Writing doesn’t feel like work to me. I am energized when immersed in a story, so I don’t always recognize how much energy I am expending. I’ve been good about exercising this summer, riding the Falling Waters Trail to Lime Like (approx. 15 miles round trip), once, sometimes twice a week, and working out two to three times a week. After sitting for hours at a time writing, I simply have to get up and move. I also walk my dog every day.

What I haven’t done is rest. Weekends have been spent doing yard work and other household chores and socializing. I’ve been happy to have the weekend over so I can write again!

Even when I’m not writing, even when I’m riding my bike, soaking in a tub, or sitting on my porch swing, I’m thinking about writing.

And so I’ve been feeling depleted these past few weeks as I put aside my novel so I could come back to it with fresh eyes. I’ve had just enough energy to do what absolutely has to be done, but nothing more. The blog posts that I kept up while actively writing the novel, have slowed to one a week, and it has been a stretch to do that. It hasn’t helped that we’ve been beset by an influx of mosquitoes that have forced me inside rather than being out in the fresh air on my swing, one of the ways I rejuvenate.

When feeling tired it can be so easy to fall prey to negative thought patterns, precisely the ones I sought to change years ago. You can easily start to feel depressed. The world is no longer a safe place full of God’s beauty and promise but rather a place where everything that can go wrong, will go wrong. This can be a self-fulfilling thought pattern as, being tired, I make more mistakes.

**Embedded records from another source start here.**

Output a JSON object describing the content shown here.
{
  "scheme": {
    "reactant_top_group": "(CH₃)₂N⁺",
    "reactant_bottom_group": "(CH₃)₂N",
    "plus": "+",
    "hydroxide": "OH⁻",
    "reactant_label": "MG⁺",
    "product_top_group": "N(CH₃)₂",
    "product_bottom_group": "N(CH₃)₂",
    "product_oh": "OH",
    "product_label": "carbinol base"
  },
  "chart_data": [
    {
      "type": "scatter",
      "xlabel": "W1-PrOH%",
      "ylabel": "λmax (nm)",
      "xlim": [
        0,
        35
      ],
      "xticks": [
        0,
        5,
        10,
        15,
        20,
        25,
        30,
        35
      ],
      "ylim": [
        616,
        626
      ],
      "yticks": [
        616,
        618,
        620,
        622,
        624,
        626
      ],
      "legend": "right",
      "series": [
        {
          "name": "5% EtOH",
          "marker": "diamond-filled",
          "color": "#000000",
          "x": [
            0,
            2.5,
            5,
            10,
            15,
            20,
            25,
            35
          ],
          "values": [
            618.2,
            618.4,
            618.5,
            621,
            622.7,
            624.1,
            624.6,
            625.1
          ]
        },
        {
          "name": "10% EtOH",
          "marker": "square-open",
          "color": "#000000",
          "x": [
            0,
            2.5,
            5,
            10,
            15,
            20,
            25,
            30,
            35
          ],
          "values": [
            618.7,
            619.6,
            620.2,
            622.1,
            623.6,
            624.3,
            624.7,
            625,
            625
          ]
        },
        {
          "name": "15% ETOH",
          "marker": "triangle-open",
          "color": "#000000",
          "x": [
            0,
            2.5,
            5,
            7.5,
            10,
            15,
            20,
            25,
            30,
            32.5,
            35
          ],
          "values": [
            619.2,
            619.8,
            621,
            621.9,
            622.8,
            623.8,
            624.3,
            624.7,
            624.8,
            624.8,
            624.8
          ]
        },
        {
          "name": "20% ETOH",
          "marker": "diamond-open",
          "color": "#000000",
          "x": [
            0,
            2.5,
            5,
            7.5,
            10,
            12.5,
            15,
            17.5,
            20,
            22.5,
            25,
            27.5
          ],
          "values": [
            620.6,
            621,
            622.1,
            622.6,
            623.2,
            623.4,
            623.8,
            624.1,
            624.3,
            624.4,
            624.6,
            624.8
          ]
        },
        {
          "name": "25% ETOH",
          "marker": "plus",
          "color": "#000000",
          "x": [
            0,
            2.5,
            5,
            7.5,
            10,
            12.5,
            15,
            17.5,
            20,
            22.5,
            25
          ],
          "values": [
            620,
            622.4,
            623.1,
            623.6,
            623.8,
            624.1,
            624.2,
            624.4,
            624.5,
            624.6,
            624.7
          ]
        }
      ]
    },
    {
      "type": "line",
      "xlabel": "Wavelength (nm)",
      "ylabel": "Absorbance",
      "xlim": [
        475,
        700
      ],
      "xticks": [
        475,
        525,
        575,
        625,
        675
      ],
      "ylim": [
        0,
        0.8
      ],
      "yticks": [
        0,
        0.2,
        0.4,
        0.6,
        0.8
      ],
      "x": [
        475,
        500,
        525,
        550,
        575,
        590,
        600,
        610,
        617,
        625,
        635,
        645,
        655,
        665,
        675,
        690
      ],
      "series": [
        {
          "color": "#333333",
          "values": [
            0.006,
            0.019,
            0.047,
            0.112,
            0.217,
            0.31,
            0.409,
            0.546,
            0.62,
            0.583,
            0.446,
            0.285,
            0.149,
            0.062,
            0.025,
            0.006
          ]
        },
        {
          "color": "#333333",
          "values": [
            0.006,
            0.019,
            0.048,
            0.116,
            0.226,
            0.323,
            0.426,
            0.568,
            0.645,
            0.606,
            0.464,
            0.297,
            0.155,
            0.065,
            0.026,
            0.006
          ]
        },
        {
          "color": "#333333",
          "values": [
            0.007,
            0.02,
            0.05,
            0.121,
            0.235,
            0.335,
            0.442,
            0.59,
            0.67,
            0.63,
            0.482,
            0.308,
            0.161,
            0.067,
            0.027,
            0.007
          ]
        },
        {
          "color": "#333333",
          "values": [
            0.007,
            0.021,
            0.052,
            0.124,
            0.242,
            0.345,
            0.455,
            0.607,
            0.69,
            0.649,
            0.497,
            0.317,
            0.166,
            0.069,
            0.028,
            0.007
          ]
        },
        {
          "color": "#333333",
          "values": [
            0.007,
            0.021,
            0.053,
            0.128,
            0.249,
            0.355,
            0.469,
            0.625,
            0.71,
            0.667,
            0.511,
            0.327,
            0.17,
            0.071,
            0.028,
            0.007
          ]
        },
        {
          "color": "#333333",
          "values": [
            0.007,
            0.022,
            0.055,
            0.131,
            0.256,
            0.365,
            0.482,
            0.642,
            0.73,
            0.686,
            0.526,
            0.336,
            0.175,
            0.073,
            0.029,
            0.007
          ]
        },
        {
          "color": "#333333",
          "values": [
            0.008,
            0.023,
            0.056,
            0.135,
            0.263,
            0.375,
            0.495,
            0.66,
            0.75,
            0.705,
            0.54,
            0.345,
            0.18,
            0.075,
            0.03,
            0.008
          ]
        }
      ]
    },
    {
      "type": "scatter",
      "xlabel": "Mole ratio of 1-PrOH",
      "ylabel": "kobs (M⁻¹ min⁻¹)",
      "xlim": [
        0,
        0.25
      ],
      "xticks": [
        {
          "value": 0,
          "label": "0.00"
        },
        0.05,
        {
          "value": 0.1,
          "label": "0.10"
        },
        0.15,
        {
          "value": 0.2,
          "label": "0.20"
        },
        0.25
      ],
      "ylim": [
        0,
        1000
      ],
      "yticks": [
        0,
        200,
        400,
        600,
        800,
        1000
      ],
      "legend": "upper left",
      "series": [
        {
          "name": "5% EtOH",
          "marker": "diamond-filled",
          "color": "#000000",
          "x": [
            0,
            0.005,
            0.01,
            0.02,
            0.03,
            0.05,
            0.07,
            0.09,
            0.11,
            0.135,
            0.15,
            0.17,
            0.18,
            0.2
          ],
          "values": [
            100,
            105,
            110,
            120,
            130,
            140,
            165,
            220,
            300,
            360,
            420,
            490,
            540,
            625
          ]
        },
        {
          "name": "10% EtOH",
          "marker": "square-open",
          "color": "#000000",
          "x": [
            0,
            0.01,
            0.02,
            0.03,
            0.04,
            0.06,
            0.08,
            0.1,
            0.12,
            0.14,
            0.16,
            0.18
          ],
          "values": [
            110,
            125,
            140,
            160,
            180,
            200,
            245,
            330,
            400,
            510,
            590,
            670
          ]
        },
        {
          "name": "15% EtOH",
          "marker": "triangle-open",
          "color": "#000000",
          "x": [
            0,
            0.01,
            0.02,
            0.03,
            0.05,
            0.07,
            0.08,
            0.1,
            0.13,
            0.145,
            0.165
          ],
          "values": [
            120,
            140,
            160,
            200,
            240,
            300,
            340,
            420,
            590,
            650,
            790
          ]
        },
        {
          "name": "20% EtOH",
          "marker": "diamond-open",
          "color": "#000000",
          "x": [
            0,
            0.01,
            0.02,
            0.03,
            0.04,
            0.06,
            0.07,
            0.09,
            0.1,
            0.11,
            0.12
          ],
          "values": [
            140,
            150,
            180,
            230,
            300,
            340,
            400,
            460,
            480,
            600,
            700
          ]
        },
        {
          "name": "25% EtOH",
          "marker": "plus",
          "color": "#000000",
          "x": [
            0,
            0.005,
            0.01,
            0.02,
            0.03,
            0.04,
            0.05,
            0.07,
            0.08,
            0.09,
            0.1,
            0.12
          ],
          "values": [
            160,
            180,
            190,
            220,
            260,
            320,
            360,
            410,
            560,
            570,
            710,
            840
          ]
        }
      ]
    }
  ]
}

And so I am giving myself a break at my brother’s cottage, away from people and the need to interact with them. A chance for some solitude to recharge my depleted batteries. A chance to sit and do nothing, to stare at the water and take the dog for long walks. And what do I think of while taking those walks and staring off into space? Why writing, of course.

What do you do when you need to recharge? Curious minds want to know!